Harwood, who replaced Lennard as fund manager in May 1997, was asked by Unilever barrister Jonathan Sumption QC last week: “Mr Lennard undoubtedly made mistakes of timing. Would you not agree that the main reason for his underperformance was not the timing of his positions but their scale, which is why other people did not underperform so much?”
Harwood replied: “Well, by definition, I think that is going to be true, over short periods.”
Sumption had earlier quizzed Harwood on whether he believed Lennard had taken too much risk by selling completely Unilever’s holdings in the banking sector.

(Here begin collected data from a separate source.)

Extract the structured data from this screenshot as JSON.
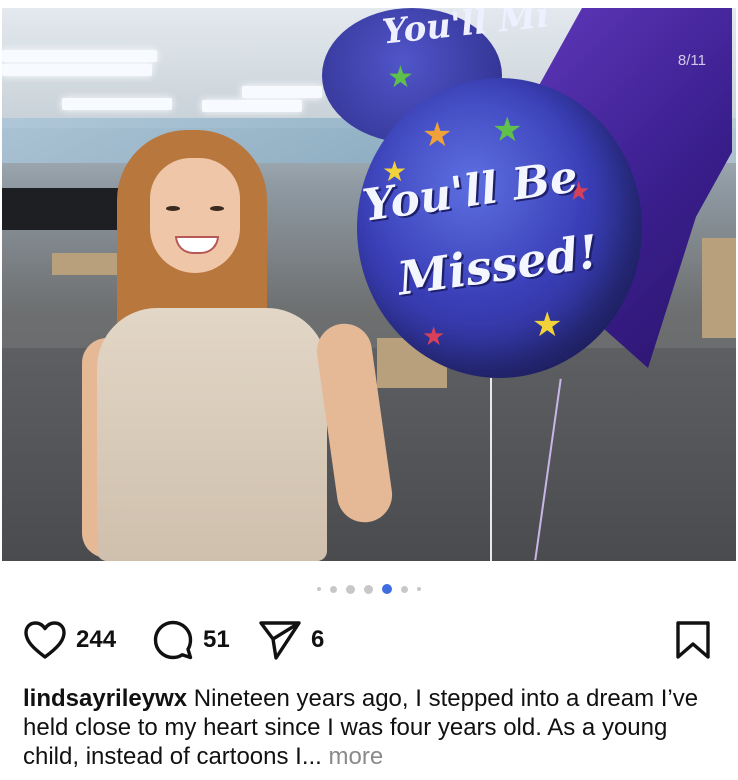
{
  "post": {
    "image": {
      "page_counter": "8/11",
      "balloon_text_line1": "You'll Be",
      "balloon_text_line2": "Missed!",
      "balloon_top_text": "You'll Mi"
    },
    "carousel": {
      "total_dots_visible": 7,
      "active_index": 4
    },
    "actions": {
      "like_count": "244",
      "comment_count": "51",
      "share_count": "6"
    },
    "caption": {
      "username": "lindsayrileywx",
      "text": "Nineteen years ago, I stepped into a dream I’ve held close to my heart since I was four years old. As a young child, instead of cartoons I...",
      "more_label": "more"
    }
  },
  "icons": {
    "like": "heart-icon",
    "comment": "comment-bubble-icon",
    "share": "paper-plane-icon",
    "save": "bookmark-icon"
  },
  "colors": {
    "active_dot": "#3f6cdf",
    "inactive_dot": "#c7c7c7",
    "more_text": "#8a8a8a"
  }
}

Sumption pointed out that in the Specialist team, which ran mandates for Mercury that sought better performance than those in the Select team that Lennard was part of, the lowest weighting anybody had in banks in June 1997 was 4.2%.

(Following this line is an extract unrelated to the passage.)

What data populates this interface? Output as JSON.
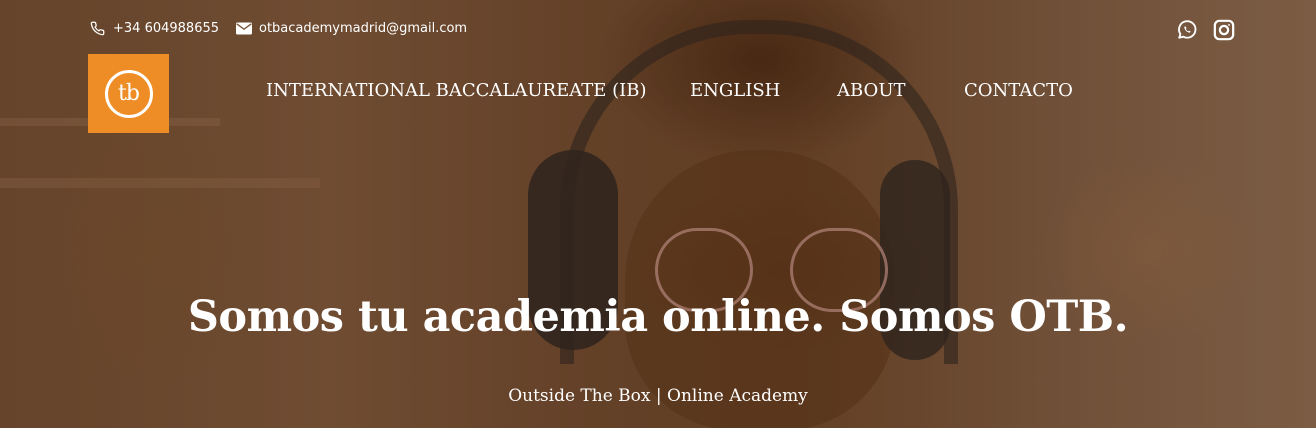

Harwood believed like Lennard that banks were overvalued at the time. But Sumption asked: “Since you, and by and large your team, took the view that bank values were too high, why did you not sell all your bank shares?”

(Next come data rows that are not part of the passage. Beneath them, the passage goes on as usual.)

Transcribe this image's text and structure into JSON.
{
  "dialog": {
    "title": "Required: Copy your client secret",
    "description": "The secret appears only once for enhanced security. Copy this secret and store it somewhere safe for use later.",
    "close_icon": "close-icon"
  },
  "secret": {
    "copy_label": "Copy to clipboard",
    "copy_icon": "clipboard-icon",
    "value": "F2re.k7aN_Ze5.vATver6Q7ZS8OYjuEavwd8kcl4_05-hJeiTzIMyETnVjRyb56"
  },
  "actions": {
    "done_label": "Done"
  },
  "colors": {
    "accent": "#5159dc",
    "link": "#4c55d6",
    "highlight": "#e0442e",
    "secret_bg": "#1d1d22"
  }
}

Harwood answered: “Because there were banks which had some prospects of performing, although obviously we expected the sector to underperform.”
Sumption also asked if Harwood would not have sold out of banks completely because it was not consistent with prudent risk management.Harwood said: “All fund managers have their own way of managing money. My team's view and my view would be that at that time you should have been holding some banks.”
The Unilever barrister then said: “For risk management reasons, among others?”
To which Harwood replied: “Amongst others, yes.”
Meanwhile Merrill Lynch Investment Managers director of Transition Investment Management Team Sarah Whatling, who helped to reorganise the Unilever Superannuation Fund in late 1996, also gave evidence on the costs involved in this process.
Unilever alleges Mercury Asset Management (MAM), which MLIM bought for £3.1bn in 1997, acted negligently by failing to operate adequate risk controls in the running of £1bn of its assets in 1997 and 1998. It is claiming £130m. MAM’s return in the 15 month period under review was absolute growth of 20.65%, worth £200m. In the same period the FTSE All Share gained 31%.